CVE-2023-36851

Name of the Vulnerable Software and Affected Versions Juniper Junos OS SRX Series versions 21.2 prior to 21.2R3-S8 Juniper Junos OS SRX Series versions 21.4 prior to 21.4R3-S6 Juniper Junos OS SRX Series versions 22.1 prior to 22.1R3-S5 Juniper Junos OS SRX Series versions 22.2 prior to 22.2R3-S3 Juniper Junos OS SRX Series versions 22.3 prior to 22.3R3-S2 Juniper Junos OS SRX Series versions 22.4 prior to 22.4R2-S2, 22.4R3 Juniper Junos OS SRX Series versions 23.2 prior to 23.2R1-S2, 23.2R2

Description A Missing Authentication for Critical Function vulnerability in Juniper Networks Junos OS on SRX Series allows an unauthenticated, network-based attacker to cause limited impact to the file system integrity.

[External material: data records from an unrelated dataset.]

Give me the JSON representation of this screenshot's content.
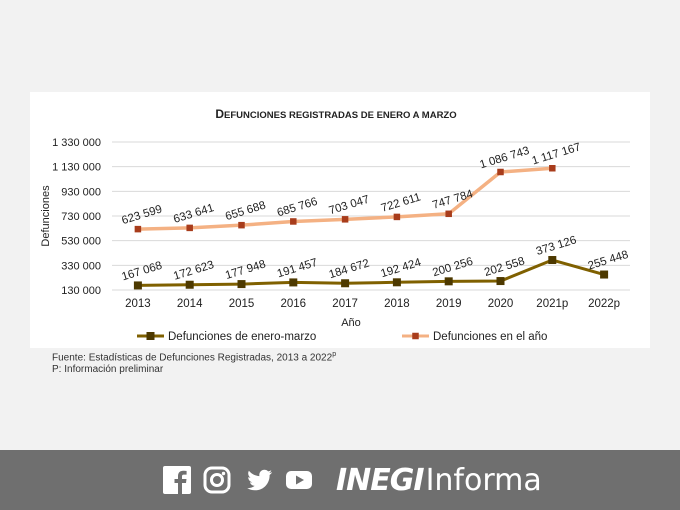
{
  "chart_data": {
    "type": "line",
    "title_cap1": "D",
    "title_rest1": "EFUNCIONES REGISTRADAS DE ENERO A MARZO",
    "xlabel": "Año",
    "ylabel": "Defunciones",
    "categories": [
      "2013",
      "2014",
      "2015",
      "2016",
      "2017",
      "2018",
      "2019",
      "2020",
      "2021p",
      "2022p"
    ],
    "yticks": [
      130000,
      330000,
      530000,
      730000,
      930000,
      1130000,
      1330000
    ],
    "ytick_labels": [
      "130 000",
      "330 000",
      "530 000",
      "730 000",
      "930 000",
      "1 130 000",
      "1 330 000"
    ],
    "ylim": [
      130000,
      1330000
    ],
    "grid": true,
    "legend_position": "bottom",
    "series": [
      {
        "name": "Defunciones de enero-marzo",
        "color": "#7f6000",
        "marker_color": "#4d3900",
        "values": [
          167068,
          172623,
          177948,
          191457,
          184672,
          192424,
          200256,
          202558,
          373126,
          255448
        ],
        "labels": [
          "167 068",
          "172 623",
          "177 948",
          "191 457",
          "184 672",
          "192 424",
          "200 256",
          "202 558",
          "373 126",
          "255 448"
        ]
      },
      {
        "name": "Defunciones en el año",
        "color": "#f4b183",
        "marker_color": "#a83c1b",
        "values": [
          623599,
          633641,
          655688,
          685766,
          703047,
          722611,
          747784,
          1086743,
          1117167,
          null
        ],
        "labels": [
          "623 599",
          "633 641",
          "655 688",
          "685 766",
          "703 047",
          "722 611",
          "747 784",
          "1 086 743",
          "1 117 167",
          null
        ]
      }
    ]
  },
  "source": {
    "line1_text": "Fuente: Estadísticas de Defunciones Registradas, 2013 a 2022",
    "line1_sup": "p",
    "line2": "P: Información preliminar"
  },
  "footer": {
    "icons": [
      "facebook-icon",
      "instagram-icon",
      "twitter-icon",
      "youtube-icon"
    ],
    "brand_bold": "INEGI",
    "brand_light": "Informa",
    "bg_color": "#6f6f6f"
  }
}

With a specific request to "webauth operation.php" that doesn't require authentication, an attacker is able to upload and download arbitrary files via J-Web, leading to a loss of integrity or confidentiality, which may allow chaining to other vulnerabilities. About 79 percent of public-facing Juniper SRX firewalls remain vulnerable to this security flaw, which can allow an unauthenticated attacker to remotely execute code on the devices.

Recommendations For versions 21.2 prior to 21.2R3-S8, update to version 21.2R3-S8 or later. For versions 21.4 prior to 21.4R3-S6, update to version 21.4R3-S6 or later. For versions 22.1 prior to 22.1R3-S5, update to version 22.1R3-S5 or later. For versions 22.2 prior to 22.2R3-S3, update to version 22.2R3-S3 or later. For versions 22.3 prior to 22.3R3-S2, update to version 22.3R3-S2 or later. For versions 22.4 prior to 22.4R2-S2, 22.4R3, update to a version that is not vulnerable. For versions 23.2 prior to 23.2R1-S2, 23.2R2, update to a version that is not vulnerable. As a temporary workaround, consider restricting access to the "webauth operation.php" endpoint until a patch is available.